With a minimum investment of $50,000, investors can own a portion of properties leased by national brands like Whole Foods, Kroger and Walmart that provide essential goods to their communities. Thanks to Triple Net Leases (NNN), accredited investors can invest in these properties without worrying about cutting tenant costs into their potential returns.

Answer a few questions – including how much you’d like to invest – to start browsing the full list of available properties.

You don’t need a massive investment portfolio to start building wealth. Even your spare cash — such as a tax refund — can earn income rather than sitting idle in a low-yielding account.

However, one challenge is the changing interest rate environment. When interest rates change, high-yield savings accounts can feel like a moving target.
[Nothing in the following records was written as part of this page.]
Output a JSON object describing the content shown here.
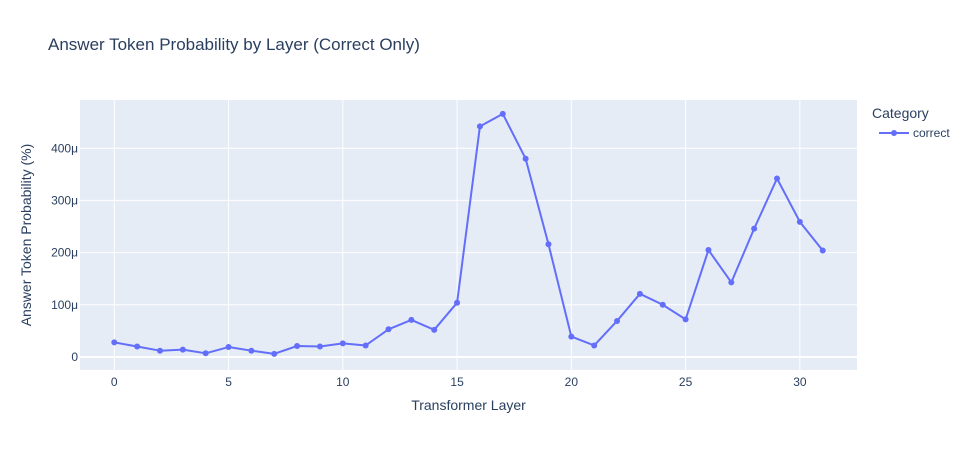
{
  "chart_data": {
    "type": "line",
    "title": "Answer Token Probability by Layer (Correct Only)",
    "xlabel": "Transformer Layer",
    "ylabel": "Answer Token Probability (%)",
    "xlim": [
      -1.5,
      32.5
    ],
    "ylim": [
      -2.5e-05,
      0.0004925
    ],
    "x_ticks": [
      0,
      5,
      10,
      15,
      20,
      25,
      30
    ],
    "y_ticks": [
      0,
      0.0001,
      0.0002,
      0.0003,
      0.0004
    ],
    "y_tick_labels": [
      "0",
      "100μ",
      "200μ",
      "300μ",
      "400μ"
    ],
    "grid": true,
    "legend": {
      "title": "Category",
      "placement": "right"
    },
    "colors": {
      "plot_bg": "#e5ecf6",
      "grid": "#ffffff",
      "text": "#2a3f5f"
    },
    "series": [
      {
        "name": "correct",
        "color": "#636efa",
        "x": [
          0,
          1,
          2,
          3,
          4,
          5,
          6,
          7,
          8,
          9,
          10,
          11,
          12,
          13,
          14,
          15,
          16,
          17,
          18,
          19,
          20,
          21,
          22,
          23,
          24,
          25,
          26,
          27,
          28,
          29,
          30,
          31
        ],
        "y": [
          2.8e-05,
          2e-05,
          1.2e-05,
          1.4e-05,
          7e-06,
          1.9e-05,
          1.2e-05,
          6e-06,
          2.1e-05,
          2e-05,
          2.6e-05,
          2.2e-05,
          5.3e-05,
          7.1e-05,
          5.2e-05,
          0.000104,
          0.000442,
          0.000466,
          0.00038,
          0.000216,
          3.9e-05,
          2.2e-05,
          6.9e-05,
          0.000121,
          0.0001,
          7.2e-05,
          0.000205,
          0.000143,
          0.000246,
          0.000342,
          0.000259,
          0.000204
        ]
      }
    ]
  }
}
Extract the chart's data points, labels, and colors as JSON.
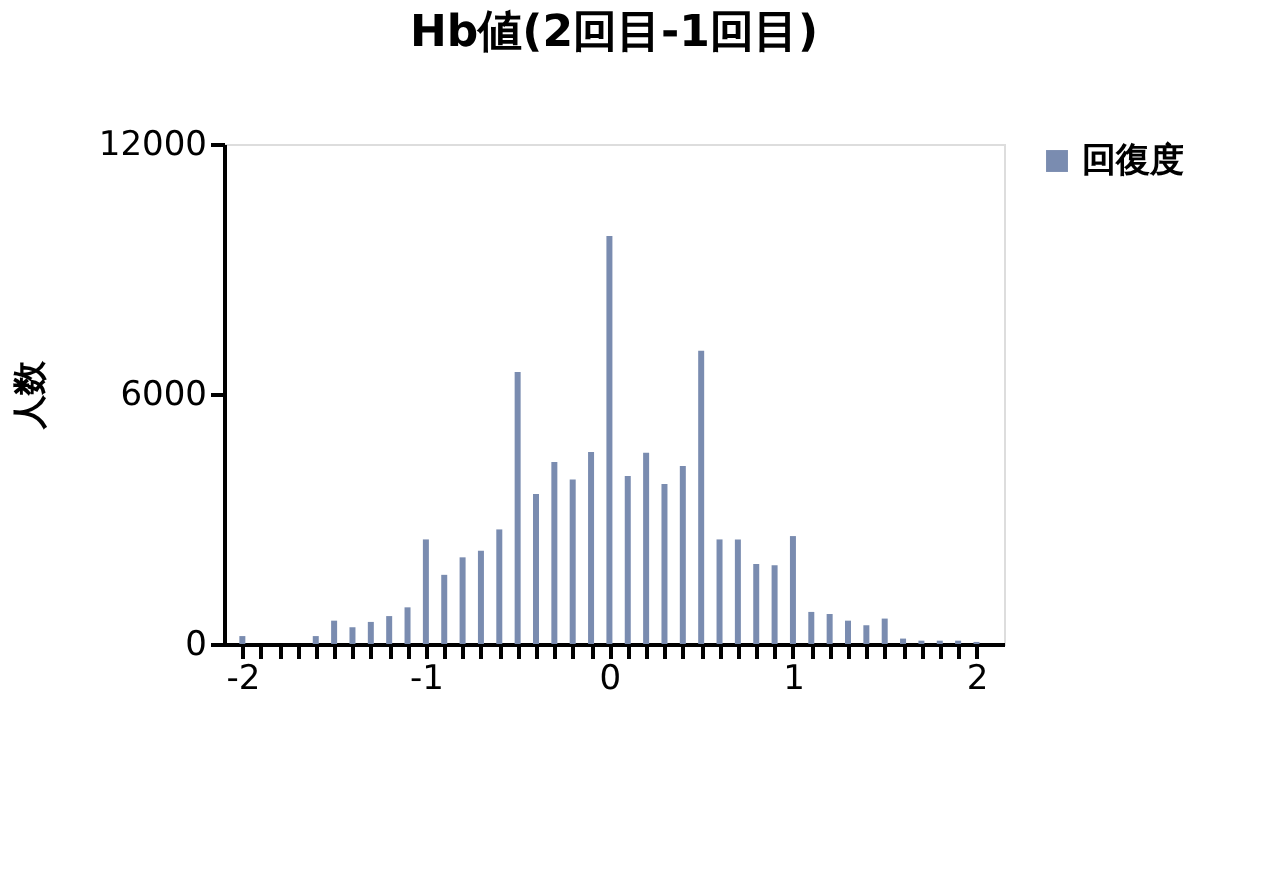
{
  "chart_data": {
    "type": "bar",
    "title": "Hb値(2回目-1回目)",
    "ylabel": "人数",
    "x": [
      -2.0,
      -1.9,
      -1.8,
      -1.7,
      -1.6,
      -1.5,
      -1.4,
      -1.3,
      -1.2,
      -1.1,
      -1.0,
      -0.9,
      -0.8,
      -0.7,
      -0.6,
      -0.5,
      -0.4,
      -0.3,
      -0.2,
      -0.1,
      0.0,
      0.1,
      0.2,
      0.3,
      0.4,
      0.5,
      0.6,
      0.7,
      0.8,
      0.9,
      1.0,
      1.1,
      1.2,
      1.3,
      1.4,
      1.5,
      1.6,
      1.7,
      1.8,
      1.9,
      2.0
    ],
    "series": [
      {
        "name": "回復度",
        "color": "#7a8cb0",
        "values": [
          190,
          0,
          0,
          0,
          190,
          560,
          400,
          530,
          670,
          880,
          2510,
          1660,
          2080,
          2240,
          2750,
          6530,
          3600,
          4370,
          3950,
          4610,
          9790,
          4030,
          4590,
          3840,
          4270,
          7040,
          2510,
          2510,
          1920,
          1890,
          2590,
          770,
          720,
          560,
          450,
          610,
          130,
          80,
          80,
          80,
          50
        ]
      }
    ],
    "xlim": [
      -2.1,
      2.15
    ],
    "xticks": [
      -2,
      {
        "value": -1.9,
        "label": null
      },
      {
        "value": -1.8,
        "label": null
      },
      {
        "value": -1.7,
        "label": null
      },
      {
        "value": -1.6,
        "label": null
      },
      {
        "value": -1.5,
        "label": null
      },
      {
        "value": -1.4,
        "label": null
      },
      {
        "value": -1.3,
        "label": null
      },
      {
        "value": -1.2,
        "label": null
      },
      {
        "value": -1.1,
        "label": null
      },
      -1,
      {
        "value": -0.9,
        "label": null
      },
      {
        "value": -0.8,
        "label": null
      },
      {
        "value": -0.7,
        "label": null
      },
      {
        "value": -0.6,
        "label": null
      },
      {
        "value": -0.5,
        "label": null
      },
      {
        "value": -0.4,
        "label": null
      },
      {
        "value": -0.3,
        "label": null
      },
      {
        "value": -0.2,
        "label": null
      },
      {
        "value": -0.1,
        "label": null
      },
      0,
      {
        "value": 0.1,
        "label": null
      },
      {
        "value": 0.2,
        "label": null
      },
      {
        "value": 0.3,
        "label": null
      },
      {
        "value": 0.4,
        "label": null
      },
      {
        "value": 0.5,
        "label": null
      },
      {
        "value": 0.6,
        "label": null
      },
      {
        "value": 0.7,
        "label": null
      },
      {
        "value": 0.8,
        "label": null
      },
      {
        "value": 0.9,
        "label": null
      },
      1,
      {
        "value": 1.1,
        "label": null
      },
      {
        "value": 1.2,
        "label": null
      },
      {
        "value": 1.3,
        "label": null
      },
      {
        "value": 1.4,
        "label": null
      },
      {
        "value": 1.5,
        "label": null
      },
      {
        "value": 1.6,
        "label": null
      },
      {
        "value": 1.7,
        "label": null
      },
      {
        "value": 1.8,
        "label": null
      },
      {
        "value": 1.9,
        "label": null
      },
      2
    ],
    "ylim": [
      0,
      12000
    ],
    "yticks": [
      0,
      6000,
      12000
    ],
    "grid": false,
    "legend": "right"
  }
}
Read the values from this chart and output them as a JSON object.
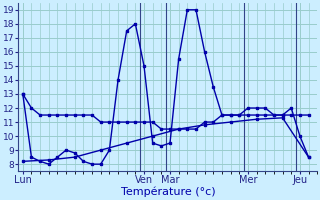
{
  "bg_color": "#cceeff",
  "grid_color": "#99cccc",
  "line_color": "#0000aa",
  "marker_color": "#0000aa",
  "xlabel": "Température (°c)",
  "ylabel_ticks": [
    8,
    9,
    10,
    11,
    12,
    13,
    14,
    15,
    16,
    17,
    18,
    19
  ],
  "x_day_labels": [
    "Lun",
    "Ven",
    "Mar",
    "Mer",
    "Jeu"
  ],
  "x_day_positions": [
    0,
    14,
    17,
    26,
    32
  ],
  "x_vlines": [
    13.5,
    16.5,
    25.5,
    31.5
  ],
  "xlim": [
    -0.5,
    34
  ],
  "ylim": [
    7.5,
    19.5
  ],
  "series1_x": [
    0,
    1,
    2,
    3,
    4,
    5,
    6,
    7,
    8,
    9,
    10,
    11,
    12,
    13,
    14,
    15,
    16,
    17,
    18,
    19,
    20,
    21,
    22,
    23,
    24,
    25,
    26,
    27,
    28,
    29,
    30,
    31,
    32,
    33
  ],
  "series1_y": [
    13,
    12,
    11.5,
    11.5,
    11.5,
    11.5,
    11.5,
    11.5,
    11.5,
    11,
    11,
    11,
    11,
    11,
    11,
    11,
    10.5,
    10.5,
    10.5,
    10.5,
    10.5,
    11,
    11,
    11.5,
    11.5,
    11.5,
    11.5,
    11.5,
    11.5,
    11.5,
    11.5,
    11.5,
    11.5,
    11.5
  ],
  "series2_x": [
    0,
    1,
    2,
    3,
    4,
    5,
    6,
    7,
    8,
    9,
    10,
    11,
    12,
    13,
    14,
    15,
    16,
    17,
    18,
    19,
    20,
    21,
    22,
    23,
    24,
    25,
    26,
    27,
    28,
    29,
    30,
    31,
    32,
    33
  ],
  "series2_y": [
    13,
    8.5,
    8.2,
    8,
    8.5,
    9,
    8.8,
    8.2,
    8.0,
    8.0,
    9.0,
    14,
    17.5,
    18,
    15,
    9.5,
    9.3,
    9.5,
    15.5,
    19,
    19,
    16,
    13.5,
    11.5,
    11.5,
    11.5,
    12,
    12,
    12,
    11.5,
    11.5,
    12,
    10,
    8.5
  ],
  "series3_x": [
    0,
    3,
    6,
    9,
    12,
    15,
    18,
    21,
    24,
    27,
    30,
    33
  ],
  "series3_y": [
    8.2,
    8.3,
    8.5,
    9.0,
    9.5,
    10.0,
    10.5,
    10.8,
    11.0,
    11.2,
    11.3,
    8.5
  ]
}
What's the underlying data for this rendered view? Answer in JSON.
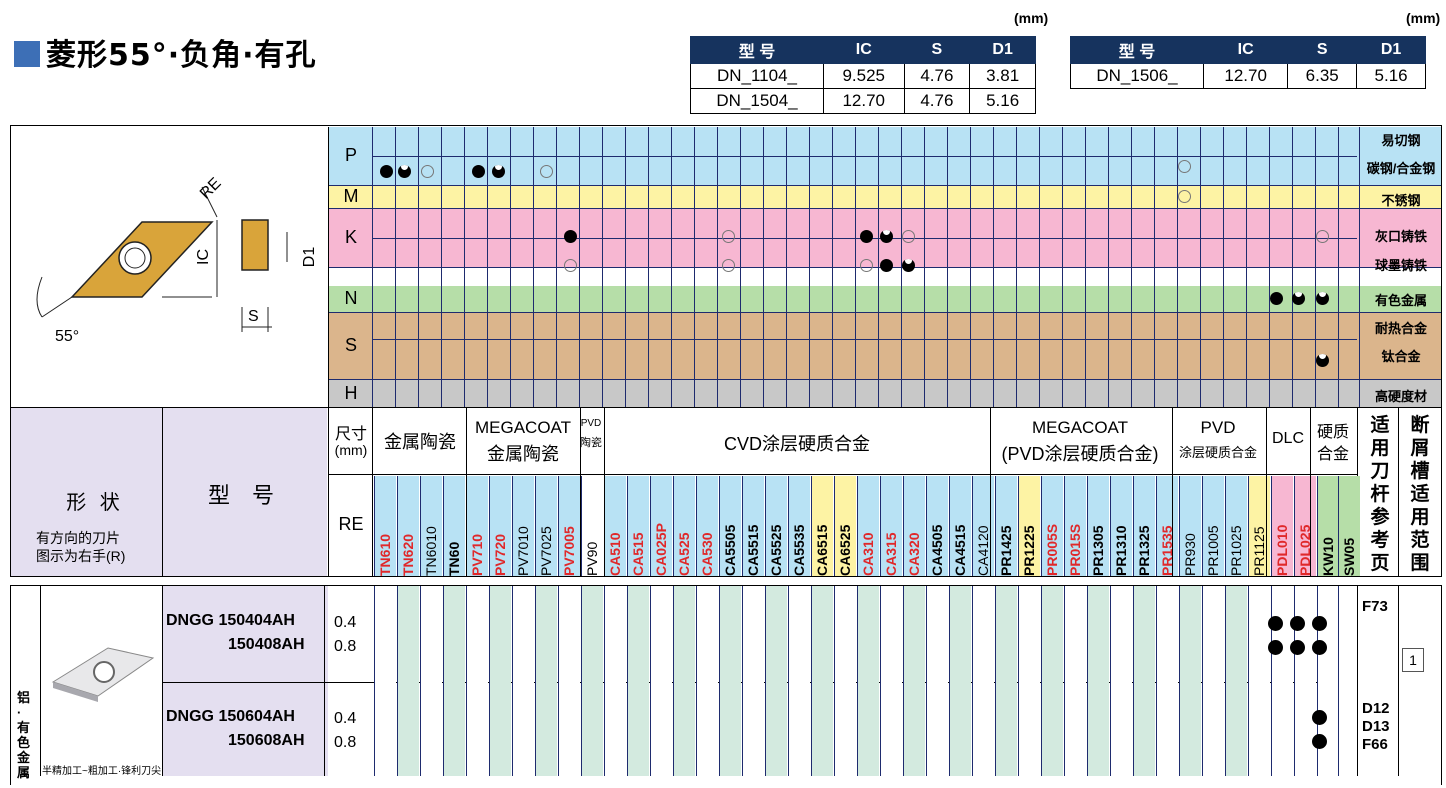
{
  "title": "菱形55°·负角·有孔",
  "unit": "(mm)",
  "spec_left": {
    "headers": [
      "型 号",
      "IC",
      "S",
      "D1"
    ],
    "rows": [
      [
        "DN_1104_",
        "9.525",
        "4.76",
        "3.81"
      ],
      [
        "DN_1504_",
        "12.70",
        "4.76",
        "5.16"
      ]
    ]
  },
  "spec_right": {
    "headers": [
      "型 号",
      "IC",
      "S",
      "D1"
    ],
    "rows": [
      [
        "DN_1506_",
        "12.70",
        "6.35",
        "5.16"
      ]
    ]
  },
  "diagram": {
    "re": "RE",
    "ic": "IC",
    "d1": "D1",
    "s": "S",
    "angle": "55°"
  },
  "materials": [
    {
      "letter": "P",
      "labels": [
        "易切钢",
        "碳钢/合金钢"
      ],
      "color": "#b8e2f4"
    },
    {
      "letter": "M",
      "labels": [
        "不锈钢"
      ],
      "color": "#fdf3a4"
    },
    {
      "letter": "K",
      "labels": [
        "灰口铸铁",
        "球墨铸铁"
      ],
      "color": "#f7b7d2"
    },
    {
      "letter": "N",
      "labels": [
        "有色金属"
      ],
      "color": "#b6dea8"
    },
    {
      "letter": "S",
      "labels": [
        "耐热合金",
        "钛合金"
      ],
      "color": "#dbb58c"
    },
    {
      "letter": "H",
      "labels": [
        "高硬度材"
      ],
      "color": "#c8c8c8"
    }
  ],
  "header": {
    "shape": "形 状",
    "shape_note1": "有方向的刀片",
    "shape_note2": "图示为右手(R)",
    "model": "型 号",
    "size": "尺寸(mm)",
    "size_l1": "尺寸",
    "size_l2": "(mm)",
    "re": "RE",
    "groups": [
      "金属陶瓷",
      "MEGACOAT 金属陶瓷",
      "PVD 陶瓷",
      "CVD涂层硬质合金",
      "MEGACOAT (PVD涂层硬质合金)",
      "PVD 涂层硬质合金",
      "DLC",
      "硬质合金"
    ],
    "g_cermet": "金属陶瓷",
    "g_mc1": "MEGACOAT",
    "g_mc2": "金属陶瓷",
    "g_pvd1": "PVD",
    "g_pvd2": "陶瓷",
    "g_cvd": "CVD涂层硬质合金",
    "g_mcp1": "MEGACOAT",
    "g_mcp2": "(PVD涂层硬质合金)",
    "g_pvdc1": "PVD",
    "g_pvdc2": "涂层硬质合金",
    "g_dlc": "DLC",
    "g_hm1": "硬质",
    "g_hm2": "合金",
    "holder": "适用刀杆参考页",
    "breaker": "断屑槽适用范围"
  },
  "grades": [
    "TN610",
    "TN620",
    "TN6010",
    "TN60",
    "PV710",
    "PV720",
    "PV7010",
    "PV7025",
    "PV7005",
    "PV90",
    "CA510",
    "CA515",
    "CA025P",
    "CA525",
    "CA530",
    "CA5505",
    "CA5515",
    "CA5525",
    "CA5535",
    "CA6515",
    "CA6525",
    "CA310",
    "CA315",
    "CA320",
    "CA4505",
    "CA4515",
    "CA4120",
    "PR1425",
    "PR1225",
    "PR005S",
    "PR015S",
    "PR1305",
    "PR1310",
    "PR1325",
    "PR1535",
    "PR930",
    "PR1005",
    "PR1025",
    "PR1125",
    "PDL010",
    "PDL025",
    "KW10",
    "SW05"
  ],
  "grade_red": [
    0,
    1,
    4,
    5,
    8,
    10,
    11,
    12,
    13,
    14,
    21,
    22,
    23,
    29,
    30,
    34,
    39,
    40
  ],
  "grade_bold": [
    0,
    1,
    3,
    4,
    5,
    8,
    10,
    11,
    12,
    13,
    14,
    15,
    16,
    17,
    18,
    19,
    20,
    21,
    22,
    23,
    24,
    25,
    27,
    28,
    29,
    30,
    31,
    32,
    33,
    34,
    39,
    40,
    41,
    42
  ],
  "section_label": "铝·有色金属",
  "section_note": "半精加工~粗加工·锋利刀尖",
  "rows": [
    {
      "model1": "DNGG 150404AH",
      "model2": "150408AH",
      "re1": "0.4",
      "re2": "0.8",
      "holder": "F73",
      "page": "1"
    },
    {
      "model1": "DNGG 150604AH",
      "model2": "150608AH",
      "re1": "0.4",
      "re2": "0.8",
      "holder": [
        "D12",
        "D13",
        "F66"
      ]
    }
  ],
  "colors": {
    "accent": "#3d6fb6",
    "navy": "#16335e",
    "lavender": "#e4dff0",
    "green": "#d3eadf"
  }
}
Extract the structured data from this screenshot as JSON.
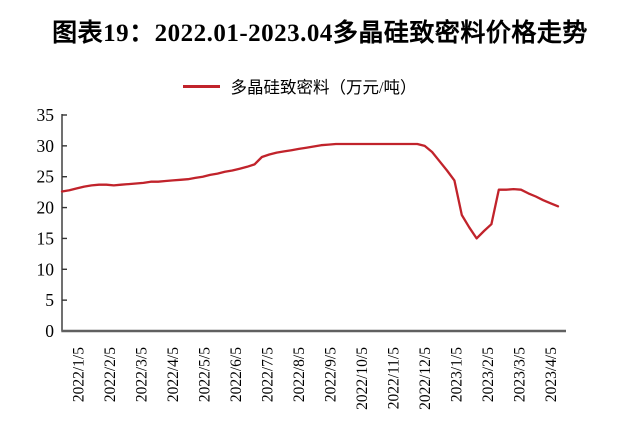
{
  "title": "图表19：2022.01-2023.04多晶硅致密料价格走势",
  "legend": {
    "label": "多晶硅致密料（万元/吨）"
  },
  "colors": {
    "series_red": "#c1232b",
    "y_axis": "#333333",
    "x_axis": "#606060",
    "text": "#000000",
    "background": "#ffffff"
  },
  "chart_data": {
    "type": "line",
    "title": "图表19：2022.01-2023.04多晶硅致密料价格走势",
    "xlabel": "",
    "ylabel": "",
    "unit": "万元/吨",
    "ylim": [
      0,
      35
    ],
    "yticks": [
      0,
      5,
      10,
      15,
      20,
      25,
      30,
      35
    ],
    "grid": false,
    "legend_position": "top",
    "categories": [
      "2022/1/5",
      "2022/2/5",
      "2022/3/5",
      "2022/4/5",
      "2022/5/5",
      "2022/6/5",
      "2022/7/5",
      "2022/8/5",
      "2022/9/5",
      "2022/10/5",
      "2022/11/5",
      "2022/12/5",
      "2023/1/5",
      "2023/2/5",
      "2023/3/5",
      "2023/4/5"
    ],
    "series": [
      {
        "name": "多晶硅致密料（万元/吨）",
        "frequency": "weekly",
        "values": [
          22.6,
          22.8,
          23.1,
          23.4,
          23.6,
          23.7,
          23.7,
          23.6,
          23.7,
          23.8,
          23.9,
          24.0,
          24.2,
          24.2,
          24.3,
          24.4,
          24.5,
          24.6,
          24.8,
          25.0,
          25.3,
          25.5,
          25.8,
          26.0,
          26.3,
          26.6,
          27.0,
          28.2,
          28.6,
          28.9,
          29.1,
          29.3,
          29.5,
          29.7,
          29.9,
          30.1,
          30.2,
          30.3,
          30.3,
          30.3,
          30.3,
          30.3,
          30.3,
          30.3,
          30.3,
          30.3,
          30.3,
          30.3,
          30.3,
          30.0,
          29.0,
          27.5,
          26.0,
          24.4,
          18.8,
          16.8,
          15.0,
          16.2,
          17.3,
          22.9,
          22.9,
          23.0,
          22.9,
          22.3,
          21.8,
          21.2,
          20.7,
          20.2
        ]
      }
    ]
  }
}
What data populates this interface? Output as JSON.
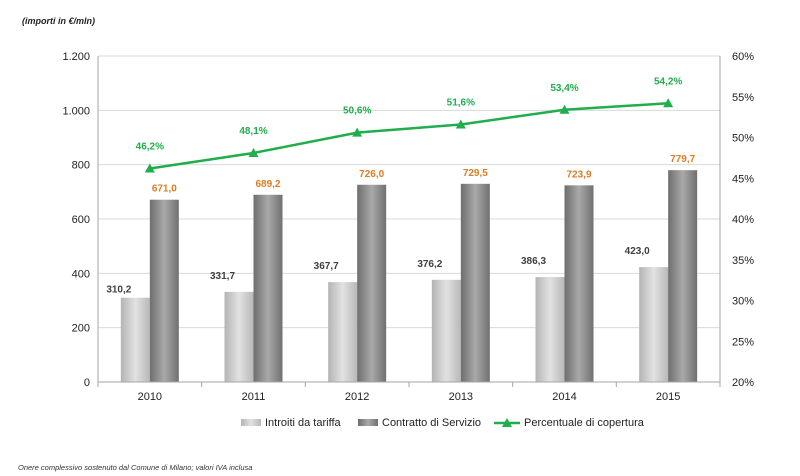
{
  "header": {
    "unit_label": "(importi in €/mln)"
  },
  "footer": {
    "note": "Onere complessivo sostenuto dal Comune di Milano; valori IVA inclusa"
  },
  "colors": {
    "introiti": "#c9c9c9",
    "contratto": "#8c8c8c",
    "percentuale": "#1fae4b",
    "contratto_label": "#e07b22",
    "introiti_label": "#404040",
    "percentuale_label": "#1fae4b"
  },
  "chart_data": {
    "type": "bar",
    "categories": [
      "2010",
      "2011",
      "2012",
      "2013",
      "2014",
      "2015"
    ],
    "series": [
      {
        "name": "Introiti da tariffa",
        "type": "bar",
        "axis": "left",
        "values": [
          310.2,
          331.7,
          367.7,
          376.2,
          386.3,
          423.0
        ],
        "labels": [
          "310,2",
          "331,7",
          "367,7",
          "376,2",
          "386,3",
          "423,0"
        ]
      },
      {
        "name": "Contratto di Servizio",
        "type": "bar",
        "axis": "left",
        "values": [
          671.0,
          689.2,
          726.0,
          729.5,
          723.9,
          779.7
        ],
        "labels": [
          "671,0",
          "689,2",
          "726,0",
          "729,5",
          "723,9",
          "779,7"
        ]
      },
      {
        "name": "Percentuale di copertura",
        "type": "line",
        "axis": "right",
        "values": [
          46.2,
          48.1,
          50.6,
          51.6,
          53.4,
          54.2
        ],
        "labels": [
          "46,2%",
          "48,1%",
          "50,6%",
          "51,6%",
          "53,4%",
          "54,2%"
        ]
      }
    ],
    "y_left": {
      "ylim": [
        0,
        1200
      ],
      "ticks": [
        0,
        200,
        400,
        600,
        800,
        1000,
        1200
      ],
      "tick_labels": [
        "0",
        "200",
        "400",
        "600",
        "800",
        "1.000",
        "1.200"
      ]
    },
    "y_right": {
      "ylim": [
        20,
        60
      ],
      "ticks": [
        20,
        25,
        30,
        35,
        40,
        45,
        50,
        55,
        60
      ],
      "tick_labels": [
        "20%",
        "25%",
        "30%",
        "35%",
        "40%",
        "45%",
        "50%",
        "55%",
        "60%"
      ]
    },
    "grid": true,
    "legend_position": "bottom"
  }
}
You might earn a competitive APY one month, only to have your bank quietly lower it the next. That’s the trade-off with HYSA: they’re flexible, but your return may not be guaranteed.

With the Fed’s recent interest rate cuts, many savers are already seeing their yields fall. This makes locked-in returns more valuable than ever – and this is where a certificate of deposit (CD) shines.

With a CD, you lock in a guaranteed rate upfront, so your earnings stay constant for a set term, even if rates drop further. It’s predictable, reliable growth, which you don’t always get with traditional accounts.

Raisin makes it even easier by giving you access to high-yield, penalty-free CDs from major US banks, all with no fees and minimums as low as $1.

Do you prefer higher profits? Choose a high yield CD for fixed and reliable earnings. Do you want flexibility? A penalty-free CD allows you to access your money early without the usual withdrawal fees that come with a regular CD.

Whether you’re saving for something soon or building a cushion for the long term, Raisin offers a simple way to earn more without worrying about tomorrow’s rate changes affecting your profits.

We only rely on verified sources and credible third-party reports. For details, see our ethics and editorial guidelines.

@NBC10Philadelphia (1); @WhiteHouse (2); @ntdtv (3); CNBC (4; 5)

This article provides information only and should not be construed as advice. Offered without warranty of any kind.